🤖 AI Summary
Existing task-cooperative RL frameworks suffer from poor scalability, while task-isolated frameworks face challenges including complex data flow, resource idleness, and load imbalance; moreover, most current solutions are tightly coupled with specific LLM training/inference engines, hindering customization. To address these issues, we propose AsyncFlow—a novel asynchronous streaming RL framework. Our method decouples computation tasks from resource scheduling, introduces a distributed data storage and transmission module enabling fine-grained scheduling and full-pipeline overlap, and incorporates a producer-consumer asynchronous workflow with controllable-delay parameter updates to minimize compute underutilization. AsyncFlow achieves loose coupling with arbitrary training/inference engines via service-oriented interfaces. Experimental results demonstrate that AsyncFlow improves average throughput by 1.59× over the best baseline, significantly enhancing resource utilization and training scalability.
📝 Abstract
Reinforcement learning (RL) has become a pivotal technology in the post-training phase of large language models (LLMs). Traditional task-colocated RL frameworks suffer from significant scalability bottlenecks, while task-separated RL frameworks face challenges in complex dataflows and the corresponding resource idling and workload imbalance. Moreover, most existing frameworks are tightly coupled with LLM training or inference engines, making it difficult to support custom-designed engines. To address these challenges, we propose AsyncFlow, an asynchronous streaming RL framework for efficient post-training. Specifically, we introduce a distributed data storage and transfer module that provides a unified data management and fine-grained scheduling capability in a fully streamed manner. This architecture inherently facilitates automated pipeline overlapping among RL tasks and dynamic load balancing.

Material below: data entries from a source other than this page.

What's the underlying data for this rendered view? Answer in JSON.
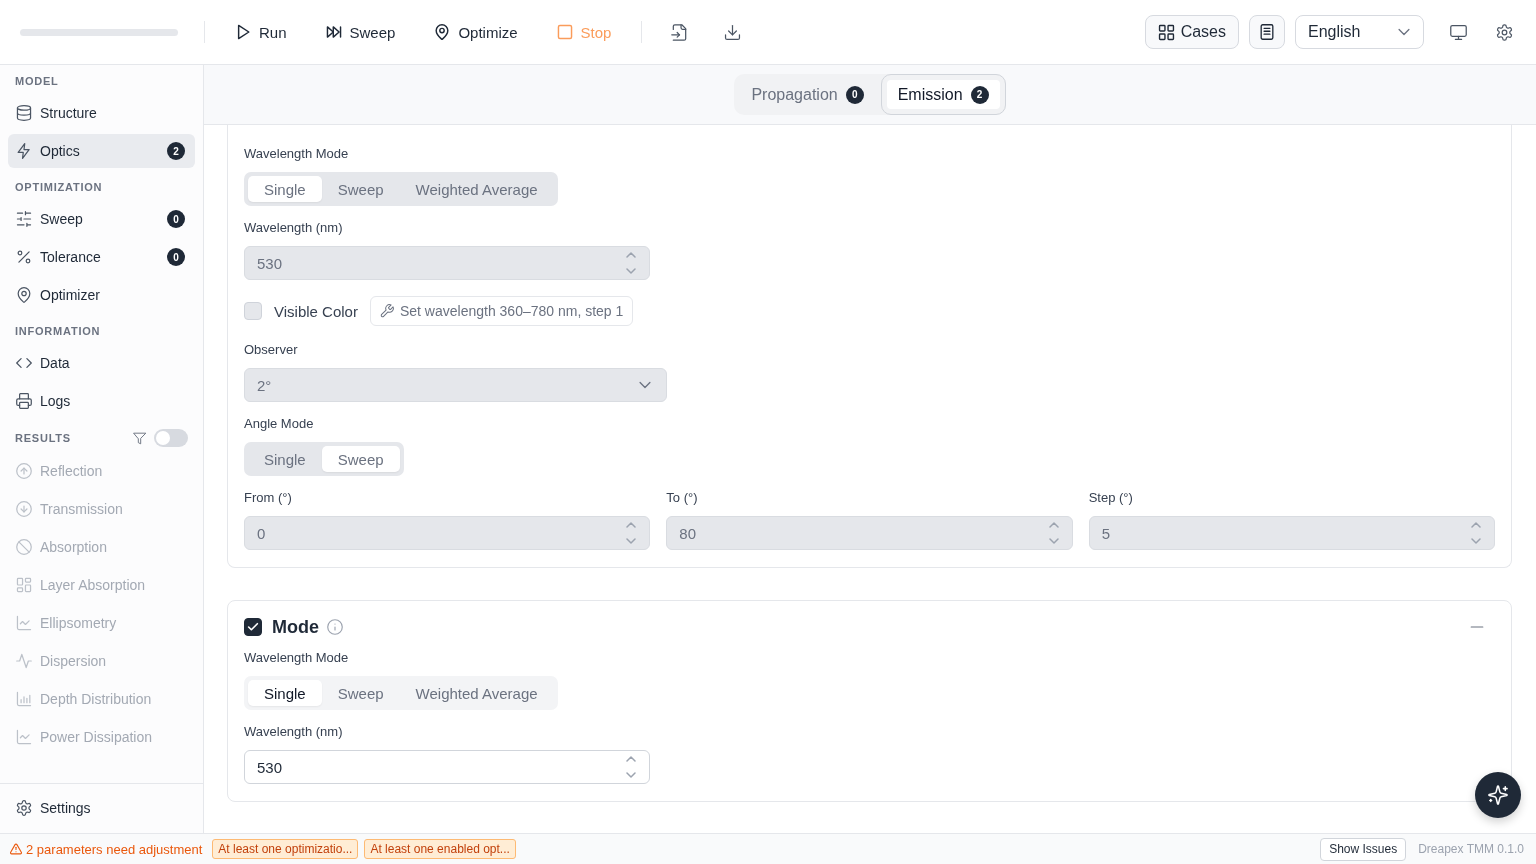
{
  "toolbar": {
    "actions": [
      {
        "kind": "run",
        "label": "Run",
        "disabled": false
      },
      {
        "kind": "sweep",
        "label": "Sweep",
        "disabled": false
      },
      {
        "kind": "optimize",
        "label": "Optimize",
        "disabled": false
      },
      {
        "kind": "stop",
        "label": "Stop",
        "disabled": true
      }
    ],
    "cases_button": "Cases",
    "language": "English"
  },
  "sidebar": {
    "sections": [
      {
        "heading": "MODEL",
        "items": [
          {
            "label": "Structure",
            "selected": false,
            "disabled": false
          },
          {
            "label": "Optics",
            "selected": true,
            "disabled": false,
            "badge": "2"
          }
        ]
      },
      {
        "heading": "OPTIMIZATION",
        "items": [
          {
            "label": "Sweep",
            "selected": false,
            "disabled": false,
            "badge": "0"
          },
          {
            "label": "Tolerance",
            "selected": false,
            "disabled": false,
            "badge": "0"
          },
          {
            "label": "Optimizer",
            "selected": false,
            "disabled": false
          }
        ]
      },
      {
        "heading": "INFORMATION",
        "items": [
          {
            "label": "Data",
            "selected": false,
            "disabled": false
          },
          {
            "label": "Logs",
            "selected": false,
            "disabled": false
          }
        ]
      },
      {
        "heading": "RESULTS",
        "filter_toggle": {
          "on": false
        },
        "items": [
          {
            "label": "Reflection",
            "selected": false,
            "disabled": true
          },
          {
            "label": "Transmission",
            "selected": false,
            "disabled": true
          },
          {
            "label": "Absorption",
            "selected": false,
            "disabled": true
          },
          {
            "label": "Layer Absorption",
            "selected": false,
            "disabled": true
          },
          {
            "label": "Ellipsometry",
            "selected": false,
            "disabled": true
          },
          {
            "label": "Dispersion",
            "selected": false,
            "disabled": true
          },
          {
            "label": "Depth Distribution",
            "selected": false,
            "disabled": true
          },
          {
            "label": "Power Dissipation",
            "selected": false,
            "disabled": true
          }
        ]
      }
    ],
    "footer_item": {
      "label": "Settings"
    }
  },
  "tabs": [
    {
      "label": "Propagation",
      "badge": "0",
      "selected": false
    },
    {
      "label": "Emission",
      "badge": "2",
      "selected": true
    }
  ],
  "sections": [
    {
      "enabled": false,
      "fields": [
        {
          "kind": "segmented",
          "label": "Wavelength Mode",
          "options": [
            {
              "label": "Single",
              "selected": true
            },
            {
              "label": "Sweep",
              "selected": false
            },
            {
              "label": "Weighted Average",
              "selected": false
            }
          ]
        },
        {
          "kind": "number",
          "label": "Wavelength (nm)",
          "value": "530"
        },
        {
          "kind": "checkbox",
          "label": "Visible Color",
          "checked": false,
          "hint": "Set wavelength 360–780 nm, step 1"
        },
        {
          "kind": "select",
          "label": "Observer",
          "value": "2°"
        },
        {
          "kind": "segmented",
          "label": "Angle Mode",
          "options": [
            {
              "label": "Single",
              "selected": false
            },
            {
              "label": "Sweep",
              "selected": true
            }
          ]
        },
        {
          "kind": "range",
          "inputs": [
            {
              "label": "From (°)",
              "value": "0"
            },
            {
              "label": "To (°)",
              "value": "80"
            },
            {
              "label": "Step (°)",
              "value": "5"
            }
          ]
        }
      ]
    },
    {
      "title": "Mode",
      "enabled": true,
      "fields": [
        {
          "kind": "segmented",
          "label": "Wavelength Mode",
          "options": [
            {
              "label": "Single",
              "selected": true
            },
            {
              "label": "Sweep",
              "selected": false
            },
            {
              "label": "Weighted Average",
              "selected": false
            }
          ]
        },
        {
          "kind": "number",
          "label": "Wavelength (nm)",
          "value": "530"
        }
      ]
    }
  ],
  "status_bar": {
    "warning": "2 parameters need adjustment",
    "tags": [
      "At least one optimizatio...",
      "At least one enabled opt..."
    ],
    "show_issues": "Show Issues",
    "version": "Dreapex TMM 0.1.0"
  }
}
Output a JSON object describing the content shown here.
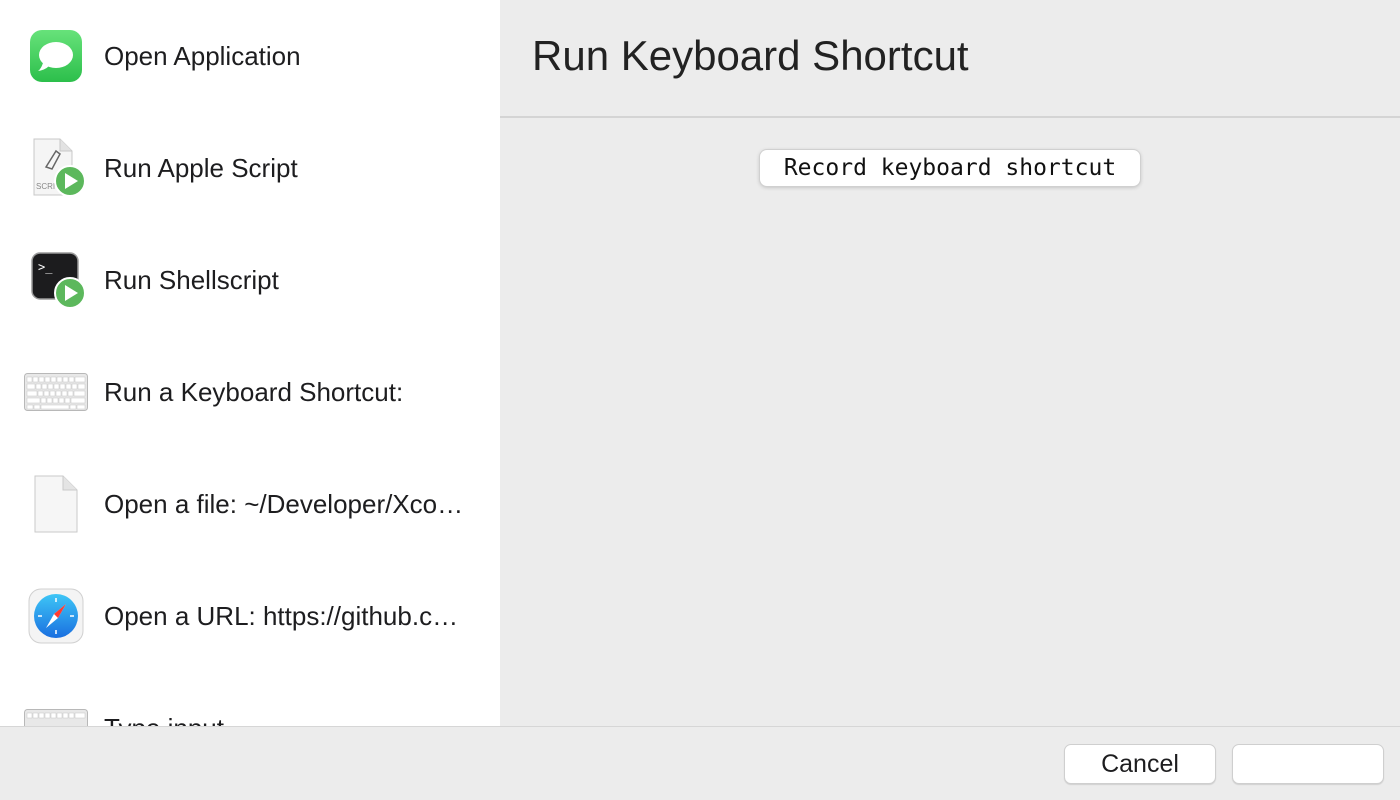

Moreover, we propose a producer-consumer-based asynchronous workflow engineered to minimize computational idleness by strategically deferring parameter update process within staleness thresholds. Finally, the core capability of AsynFlow is architecturally decoupled from underlying training and inference engines and encapsulated by service-oriented user interfaces, offering a modular and customizable user experience. Extensive experiments demonstrate an average of 1.59 throughput improvement compared with state-of-the-art baseline. The presented architecture in this work provides actionable insights for next-generation RL training system designs.